Wednesday 29 April 2009

Bob Mould: Addendum

Still haven't picked up Bob's record. And he's playing in my manor next week too - sold out, happily, though I rather wish I could be there - but then that in itself isn't 'true fan' talk anyway, is it?
Scouting around today I read this Spin magazine interview snippet from last year:
SPIN: Both you and Grant Hart were gay, but no one ever spoke about that while Hüsker Dü were active. Looking back, do you wish you had been more open? Would that have even been possible?
MOULD: We never talked about it that much. As an artist, writing at the time gender-neutral songs, I wanted everyone to be included, and had the band been labeled as 'gay music', no one would have listened. Fast-forward a few years to 1994: Spin sends Dennis Cooper to spend two days with me in Austin, saying that if I didn't come out, they were going to out me. So I capitulated, and now everything's good, but I came from a very small town and they had to deal with that. One of my friends from high school who was also gay went away and then got killed when he came back. At this point in my life, I feel assured and centered and whole, but to get here? Jesus.

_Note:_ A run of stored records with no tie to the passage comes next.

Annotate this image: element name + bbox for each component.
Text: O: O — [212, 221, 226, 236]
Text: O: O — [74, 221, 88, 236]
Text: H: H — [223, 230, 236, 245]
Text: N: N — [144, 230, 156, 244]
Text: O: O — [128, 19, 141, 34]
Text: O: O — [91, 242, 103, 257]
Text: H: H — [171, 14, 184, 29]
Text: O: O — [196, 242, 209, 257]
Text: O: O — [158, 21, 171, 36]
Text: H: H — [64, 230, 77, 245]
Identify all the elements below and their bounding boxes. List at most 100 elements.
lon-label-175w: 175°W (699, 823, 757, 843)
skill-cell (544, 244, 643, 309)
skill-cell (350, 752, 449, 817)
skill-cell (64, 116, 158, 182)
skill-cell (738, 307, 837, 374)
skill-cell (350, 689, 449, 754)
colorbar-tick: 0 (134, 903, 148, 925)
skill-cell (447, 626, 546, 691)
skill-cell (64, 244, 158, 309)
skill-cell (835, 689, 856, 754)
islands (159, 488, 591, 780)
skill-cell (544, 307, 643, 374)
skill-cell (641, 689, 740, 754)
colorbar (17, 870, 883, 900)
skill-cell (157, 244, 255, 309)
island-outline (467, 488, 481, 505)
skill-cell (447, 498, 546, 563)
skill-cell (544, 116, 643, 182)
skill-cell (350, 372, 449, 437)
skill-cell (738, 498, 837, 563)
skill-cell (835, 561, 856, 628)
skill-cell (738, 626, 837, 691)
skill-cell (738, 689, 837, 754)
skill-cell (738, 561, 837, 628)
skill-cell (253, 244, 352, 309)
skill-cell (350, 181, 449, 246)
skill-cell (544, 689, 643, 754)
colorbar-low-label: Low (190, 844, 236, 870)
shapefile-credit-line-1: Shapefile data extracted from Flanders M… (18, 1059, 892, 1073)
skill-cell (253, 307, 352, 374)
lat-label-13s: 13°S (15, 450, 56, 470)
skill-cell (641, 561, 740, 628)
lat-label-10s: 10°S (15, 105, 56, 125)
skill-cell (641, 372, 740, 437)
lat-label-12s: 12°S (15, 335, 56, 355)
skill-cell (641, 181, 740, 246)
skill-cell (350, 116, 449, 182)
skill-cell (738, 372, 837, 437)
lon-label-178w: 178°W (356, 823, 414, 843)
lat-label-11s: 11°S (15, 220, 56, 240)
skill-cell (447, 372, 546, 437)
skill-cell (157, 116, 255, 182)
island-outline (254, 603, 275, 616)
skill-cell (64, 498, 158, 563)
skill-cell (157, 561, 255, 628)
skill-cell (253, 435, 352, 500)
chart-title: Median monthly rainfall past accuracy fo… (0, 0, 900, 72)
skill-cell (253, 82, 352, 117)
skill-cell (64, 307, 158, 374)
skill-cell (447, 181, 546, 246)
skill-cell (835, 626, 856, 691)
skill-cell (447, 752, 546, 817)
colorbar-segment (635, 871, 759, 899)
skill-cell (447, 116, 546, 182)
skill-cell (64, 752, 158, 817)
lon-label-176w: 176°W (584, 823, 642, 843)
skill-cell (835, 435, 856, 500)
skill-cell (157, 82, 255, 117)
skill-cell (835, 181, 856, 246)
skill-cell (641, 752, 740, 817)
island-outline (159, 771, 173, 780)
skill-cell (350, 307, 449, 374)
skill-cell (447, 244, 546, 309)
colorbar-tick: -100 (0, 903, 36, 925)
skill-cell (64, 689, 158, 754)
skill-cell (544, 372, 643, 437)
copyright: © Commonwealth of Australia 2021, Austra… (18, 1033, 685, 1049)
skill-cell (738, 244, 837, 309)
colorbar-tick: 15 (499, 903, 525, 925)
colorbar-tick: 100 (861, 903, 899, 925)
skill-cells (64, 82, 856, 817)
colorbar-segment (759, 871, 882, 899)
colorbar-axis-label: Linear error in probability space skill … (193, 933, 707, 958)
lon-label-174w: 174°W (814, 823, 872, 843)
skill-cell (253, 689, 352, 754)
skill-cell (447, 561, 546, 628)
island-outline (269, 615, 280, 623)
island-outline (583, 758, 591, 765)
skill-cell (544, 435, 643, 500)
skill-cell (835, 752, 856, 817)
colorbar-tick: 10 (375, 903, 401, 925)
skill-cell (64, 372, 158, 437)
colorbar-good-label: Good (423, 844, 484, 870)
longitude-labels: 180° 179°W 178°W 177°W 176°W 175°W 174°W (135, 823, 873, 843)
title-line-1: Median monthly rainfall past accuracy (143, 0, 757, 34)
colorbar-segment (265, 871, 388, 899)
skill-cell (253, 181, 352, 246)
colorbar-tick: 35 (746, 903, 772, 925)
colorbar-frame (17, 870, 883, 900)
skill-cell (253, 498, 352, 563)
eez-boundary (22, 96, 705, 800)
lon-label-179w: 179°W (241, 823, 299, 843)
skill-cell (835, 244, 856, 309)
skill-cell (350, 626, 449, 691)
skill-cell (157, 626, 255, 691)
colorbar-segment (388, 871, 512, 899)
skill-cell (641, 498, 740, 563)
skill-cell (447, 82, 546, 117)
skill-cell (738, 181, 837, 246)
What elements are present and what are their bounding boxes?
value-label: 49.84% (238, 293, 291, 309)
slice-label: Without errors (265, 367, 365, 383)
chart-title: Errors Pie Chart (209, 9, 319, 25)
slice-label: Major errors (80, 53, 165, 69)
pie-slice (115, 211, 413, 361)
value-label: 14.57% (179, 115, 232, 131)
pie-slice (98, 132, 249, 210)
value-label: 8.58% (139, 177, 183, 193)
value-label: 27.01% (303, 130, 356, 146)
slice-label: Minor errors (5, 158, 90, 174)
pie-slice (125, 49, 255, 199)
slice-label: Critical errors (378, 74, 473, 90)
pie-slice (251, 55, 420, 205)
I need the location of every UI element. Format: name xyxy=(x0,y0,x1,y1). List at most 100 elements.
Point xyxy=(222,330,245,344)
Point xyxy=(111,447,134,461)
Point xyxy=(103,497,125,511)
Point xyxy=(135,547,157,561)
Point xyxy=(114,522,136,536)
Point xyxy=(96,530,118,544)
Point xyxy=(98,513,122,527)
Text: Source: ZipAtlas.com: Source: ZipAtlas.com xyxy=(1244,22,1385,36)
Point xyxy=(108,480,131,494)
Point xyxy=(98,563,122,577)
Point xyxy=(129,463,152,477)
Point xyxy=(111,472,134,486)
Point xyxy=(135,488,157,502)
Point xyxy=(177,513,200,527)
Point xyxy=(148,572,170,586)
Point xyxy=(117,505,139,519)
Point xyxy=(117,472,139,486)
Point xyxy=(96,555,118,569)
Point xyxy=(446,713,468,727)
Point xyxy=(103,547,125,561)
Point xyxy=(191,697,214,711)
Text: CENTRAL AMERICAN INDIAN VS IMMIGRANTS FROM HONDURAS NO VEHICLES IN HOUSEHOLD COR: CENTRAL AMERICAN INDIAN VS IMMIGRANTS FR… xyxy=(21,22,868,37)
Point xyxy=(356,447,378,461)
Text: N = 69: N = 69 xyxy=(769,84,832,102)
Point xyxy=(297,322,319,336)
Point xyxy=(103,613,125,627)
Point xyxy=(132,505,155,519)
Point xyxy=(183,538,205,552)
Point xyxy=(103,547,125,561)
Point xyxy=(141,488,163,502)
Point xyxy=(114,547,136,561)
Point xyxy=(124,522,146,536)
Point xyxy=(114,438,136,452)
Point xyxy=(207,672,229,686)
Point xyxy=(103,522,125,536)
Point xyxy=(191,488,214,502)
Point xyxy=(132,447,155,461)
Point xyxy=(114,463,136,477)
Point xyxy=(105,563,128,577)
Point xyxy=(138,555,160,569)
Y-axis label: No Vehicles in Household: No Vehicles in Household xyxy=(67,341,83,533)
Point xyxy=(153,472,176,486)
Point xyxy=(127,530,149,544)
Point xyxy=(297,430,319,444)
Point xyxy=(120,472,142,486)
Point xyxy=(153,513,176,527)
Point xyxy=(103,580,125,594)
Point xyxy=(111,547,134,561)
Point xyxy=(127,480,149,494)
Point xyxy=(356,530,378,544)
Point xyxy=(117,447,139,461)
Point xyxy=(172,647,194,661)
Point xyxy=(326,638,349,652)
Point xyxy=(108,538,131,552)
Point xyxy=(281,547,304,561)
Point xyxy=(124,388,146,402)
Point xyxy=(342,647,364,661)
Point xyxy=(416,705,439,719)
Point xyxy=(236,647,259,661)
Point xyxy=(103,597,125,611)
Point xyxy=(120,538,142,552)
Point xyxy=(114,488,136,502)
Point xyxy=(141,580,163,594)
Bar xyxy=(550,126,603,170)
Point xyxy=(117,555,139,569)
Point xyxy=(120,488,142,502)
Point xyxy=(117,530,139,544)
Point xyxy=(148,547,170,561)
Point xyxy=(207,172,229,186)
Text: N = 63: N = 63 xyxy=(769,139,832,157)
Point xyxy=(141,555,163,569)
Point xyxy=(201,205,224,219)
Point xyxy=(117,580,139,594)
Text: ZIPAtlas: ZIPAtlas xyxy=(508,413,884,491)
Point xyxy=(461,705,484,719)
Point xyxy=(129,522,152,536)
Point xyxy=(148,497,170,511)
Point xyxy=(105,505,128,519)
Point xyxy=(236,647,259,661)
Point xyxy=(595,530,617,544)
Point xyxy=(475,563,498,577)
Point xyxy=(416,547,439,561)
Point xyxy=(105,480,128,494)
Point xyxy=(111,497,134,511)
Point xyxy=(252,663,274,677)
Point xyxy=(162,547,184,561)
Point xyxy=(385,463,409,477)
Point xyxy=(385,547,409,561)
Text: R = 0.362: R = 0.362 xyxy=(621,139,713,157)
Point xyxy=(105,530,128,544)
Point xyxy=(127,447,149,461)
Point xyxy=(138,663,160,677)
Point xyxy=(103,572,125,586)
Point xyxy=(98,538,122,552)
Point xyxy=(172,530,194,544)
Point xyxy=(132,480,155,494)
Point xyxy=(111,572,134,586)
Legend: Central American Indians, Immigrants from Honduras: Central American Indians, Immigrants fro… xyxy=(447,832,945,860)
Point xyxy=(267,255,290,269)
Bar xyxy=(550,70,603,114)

It was only a few years after Husker Du split that I figured out Bob was homosexual, and this in the pre-internet days (c. 1989-90?) when news travelled a little slower, after someone or other in the music press remarked (perhaps indiscreetly) that 'they'd never heard a gay man make music like that.' (Hardcore rock 'n' roll music, to be precise.) But Mould's comments are illuminating, and prove how much dogged thought has to go into all of this when an artist wants a real career - 'gender neutral' songs, indeed. Listening to Warehouse: Songs and Stories back in 1987 I absolutely felt like he was writing and singing about me and how I felt about the Girl down the street, or up on Heaven Hill or wherever. But then that's artistry for you.